With COVID in Check, Taiwan Celebrates Pride

People gather during Asia’s biggest pride parade in Taipei
Revelers donned Rainbow masks to mark Taiwan’s annual Pride event.
Reuters/ Ann Wang

An estimated crowd of at least 100,000 people participated in Taiwan’s annual Pride celebration in Taipei on October 31, marking one of the only large-scale Pride events on the globe during the coronavirus era.

The festivities were made possible by the low rate of COVID-19 transmission in Taiwan, where just 554 confirmed cases and seven deaths have been reported after the nation locked down its borders. Marchers launched the annual Pride event at Taipei City Hall and proceeded along two routes with large Rainbow Flags and floats, according to Nikkei Asia.

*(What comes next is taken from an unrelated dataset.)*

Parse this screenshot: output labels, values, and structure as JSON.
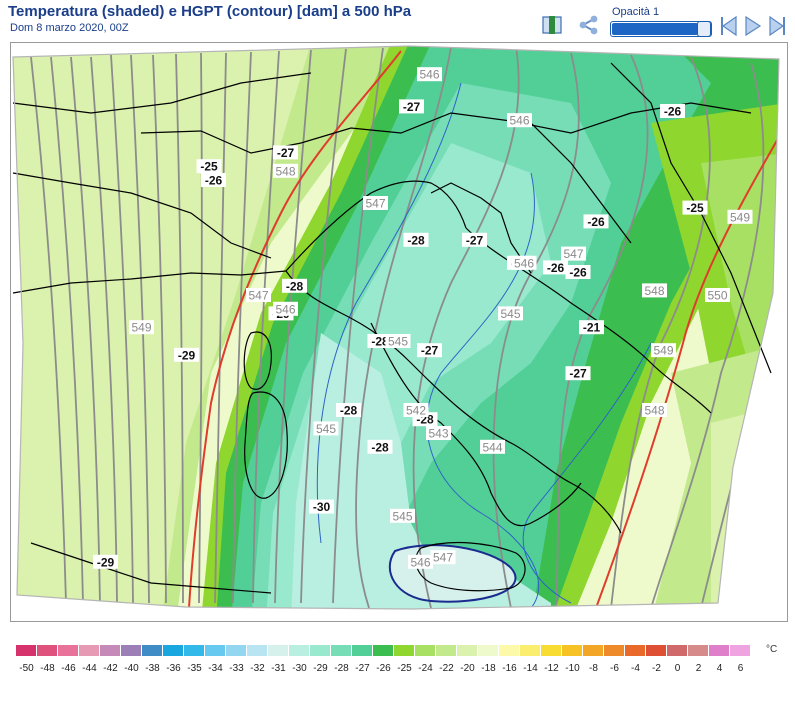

Queer community turns out big one year after achieving marriage equality

The LGBTQ community in Taipei also turned out for a Pride march in June when organizers sought to hold a large demonstration in an effort to pay tribute to LGBTQ communities around the world that were unable to hold such events during Pride month. However, reports indicated that the June event only drew hundreds of individuals.

The latest march came more than a year after Taiwan legalized marriage for same-sex couples after a years-long slog that saw an international wave of religious conservatives flood the nation with fierce opposition to the marriage movement.

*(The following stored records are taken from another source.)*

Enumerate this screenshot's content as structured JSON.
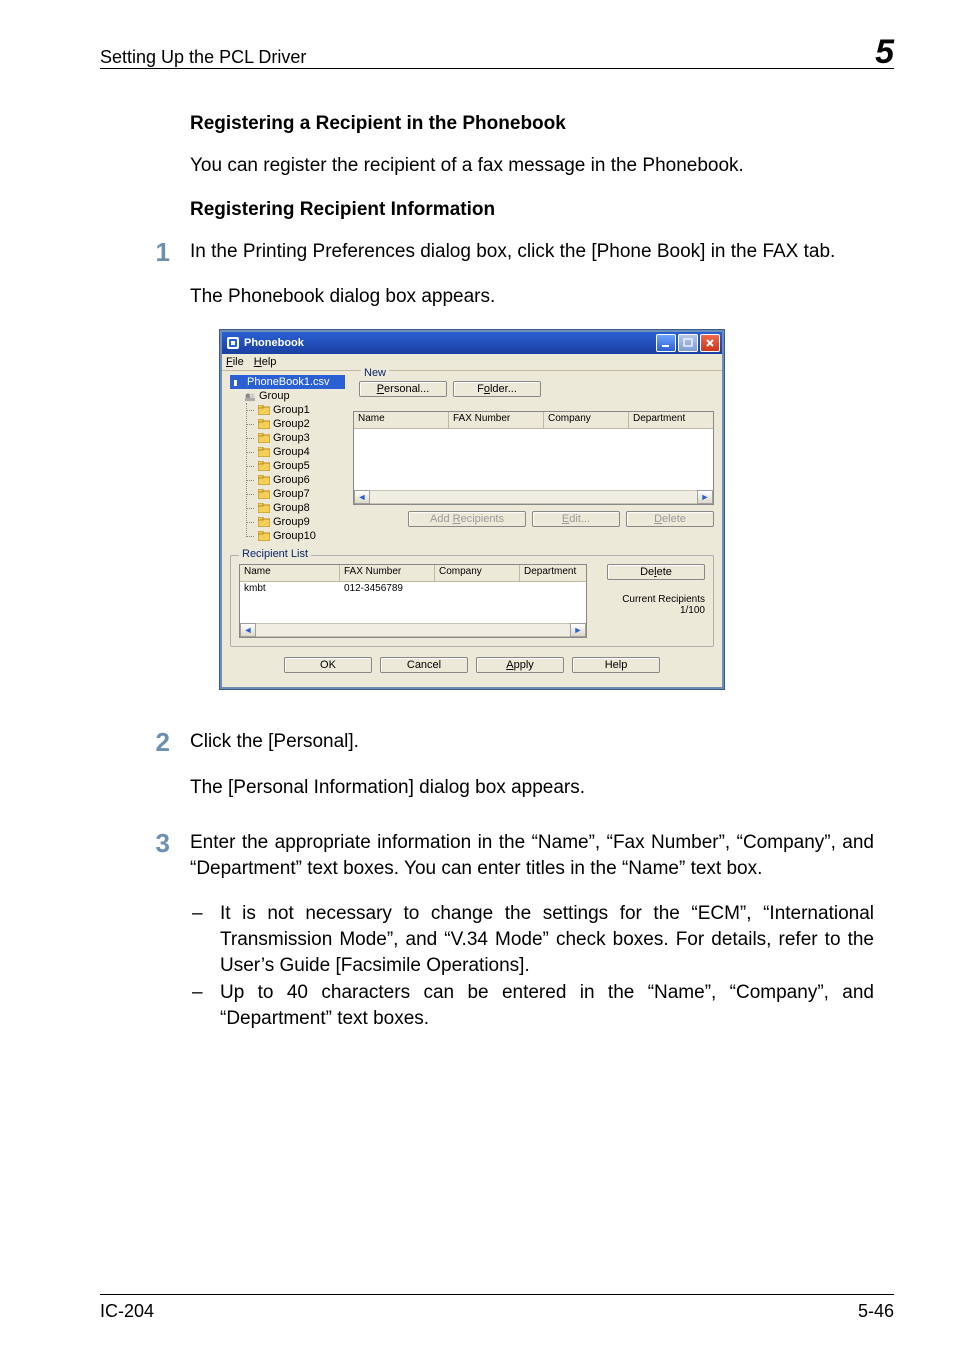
{
  "header": {
    "section_title": "Setting Up the PCL Driver",
    "chapter_number": "5"
  },
  "footer": {
    "left": "IC-204",
    "right": "5-46"
  },
  "text": {
    "h1": "Registering a Recipient in the Phonebook",
    "p1": "You can register the recipient of a fax message in the Phonebook.",
    "h2": "Registering Recipient Information",
    "step1": "In the Printing Preferences dialog box, click the [Phone Book] in the FAX tab.",
    "step1b": "The Phonebook dialog box appears.",
    "step2": "Click the [Personal].",
    "step2b": "The [Personal Information] dialog box appears.",
    "step3": "Enter the appropriate information in the “Name”, “Fax Number”, “Company”, and “Department” text boxes. You can enter titles in the “Name” text box.",
    "bullets": [
      "It is not necessary to change the settings for the “ECM”, “International Transmission Mode”, and “V.34 Mode” check boxes. For details, refer to the User’s Guide [Facsimile Operations].",
      "Up to 40 characters can be entered in the “Name”, “Company”, and “Department” text boxes."
    ]
  },
  "step_numbers": {
    "s1": "1",
    "s2": "2",
    "s3": "3"
  },
  "dialog": {
    "title": "Phonebook",
    "menu": {
      "file": "File",
      "file_u": "F",
      "help": "Help",
      "help_u": "H"
    },
    "tree": {
      "root": "PhoneBook1.csv",
      "group": "Group",
      "items": [
        "Group1",
        "Group2",
        "Group3",
        "Group4",
        "Group5",
        "Group6",
        "Group7",
        "Group8",
        "Group9",
        "Group10"
      ]
    },
    "new_label": "New",
    "buttons": {
      "personal": "Personal...",
      "personal_u": "P",
      "folder": "Folder...",
      "folder_u": "o",
      "add_recipients": "Add Recipients",
      "add_recipients_u": "R",
      "edit": "Edit...",
      "edit_u": "E",
      "delete_top": "Delete",
      "delete_top_u": "D",
      "delete_bottom": "Delete",
      "delete_bottom_u": "l",
      "ok": "OK",
      "cancel": "Cancel",
      "apply": "Apply",
      "apply_u": "A",
      "help": "Help"
    },
    "list_columns": {
      "name": "Name",
      "fax": "FAX Number",
      "company": "Company",
      "department": "Department"
    },
    "recipient_list_label": "Recipient List",
    "recipient_row": {
      "name": "kmbt",
      "fax": "012-3456789",
      "company": "",
      "department": ""
    },
    "current_recipients_label": "Current Recipients",
    "current_recipients_count": "1/100",
    "colors": {
      "titlebar_top": "#2a60d4",
      "titlebar_bottom": "#1a3fa0",
      "dialog_bg": "#ece9d8",
      "selection_bg": "#2a60d4",
      "step_number_color": "#6c90b3",
      "legend_color": "#0a246a",
      "close_btn": "#c8371b"
    }
  }
}
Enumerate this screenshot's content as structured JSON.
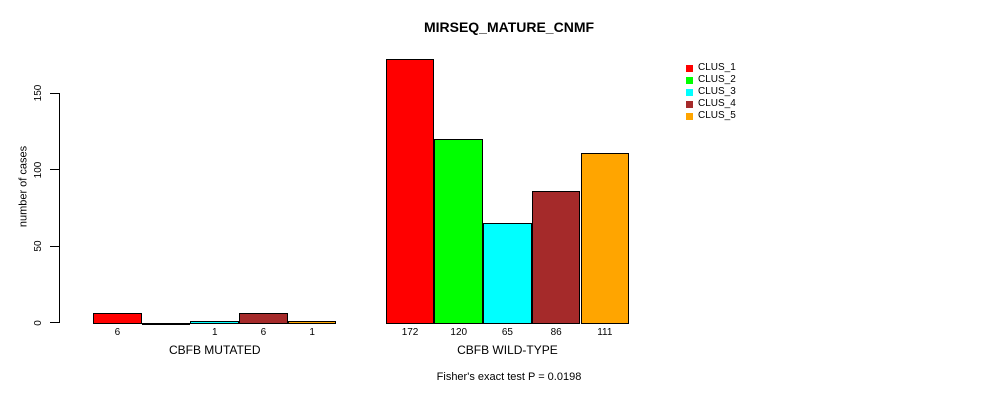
{
  "chart_data": {
    "type": "bar",
    "title": "MIRSEQ_MATURE_CNMF",
    "ylabel": "number of cases",
    "xlabel": "",
    "ylim": [
      0,
      175
    ],
    "y_ticks": [
      0,
      50,
      100,
      150
    ],
    "y_tick_labels": [
      "0",
      "50",
      "100",
      "150"
    ],
    "grid": false,
    "legend_position": "top-right",
    "categories": [
      "CBFB MUTATED",
      "CBFB WILD-TYPE"
    ],
    "series": [
      {
        "name": "CLUS_1",
        "color": "#FF0000",
        "values": [
          6,
          172
        ]
      },
      {
        "name": "CLUS_2",
        "color": "#00FF00",
        "values": [
          0,
          120
        ]
      },
      {
        "name": "CLUS_3",
        "color": "#00FFFF",
        "values": [
          1,
          65
        ]
      },
      {
        "name": "CLUS_4",
        "color": "#A52A2A",
        "values": [
          6,
          86
        ]
      },
      {
        "name": "CLUS_5",
        "color": "#FFA500",
        "values": [
          1,
          111
        ]
      }
    ],
    "bar_labels": [
      [
        "6",
        "",
        "1",
        "6",
        "1"
      ],
      [
        "172",
        "120",
        "65",
        "86",
        "111"
      ]
    ],
    "annotation": "Fisher's exact test P = 0.0198"
  }
}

A drag artist gestures to a crowd of roughly 100,000 individuals in attendance.Reuters/ Ann Wang

Religious conservatives have remained influential in Taiwan, and the October 31 Pride festivities yet again drew scorn from the Christian right. An annual event in Taiwan known as the National Prayer Breakfast, which is produced by Christian church groups of different denominations, was canceled when a controversy erupted in response to President Tsai Ing-wen’s Facebook post praising the Pride festivities.

Organizers of the prayer event, citing their opposition to marriage equality and their pique over Tsai’s support for Pride , then asked the president’s office to send an envoy to the annual breakfast in place of herself. The prayer event was subsequently canceled after the General Assembly of the Presbyterian Church in Taiwan, which is on the event’s preparatory committee, said there was no point in holding an event without the president in attendance, according to Focus Taiwan.

Tsai was a critical voice in support of marriage equality and championed the issue throughout the turbulent period after Taiwan’s Constitutional Court ruled in 2017 that lawmakers must pass a bill legalizing same-sex marriage within two years. Tsai’s Democratic Progressive Party ultimately voted in favor of the bill last year that brought same-sex marriage to Taiwan.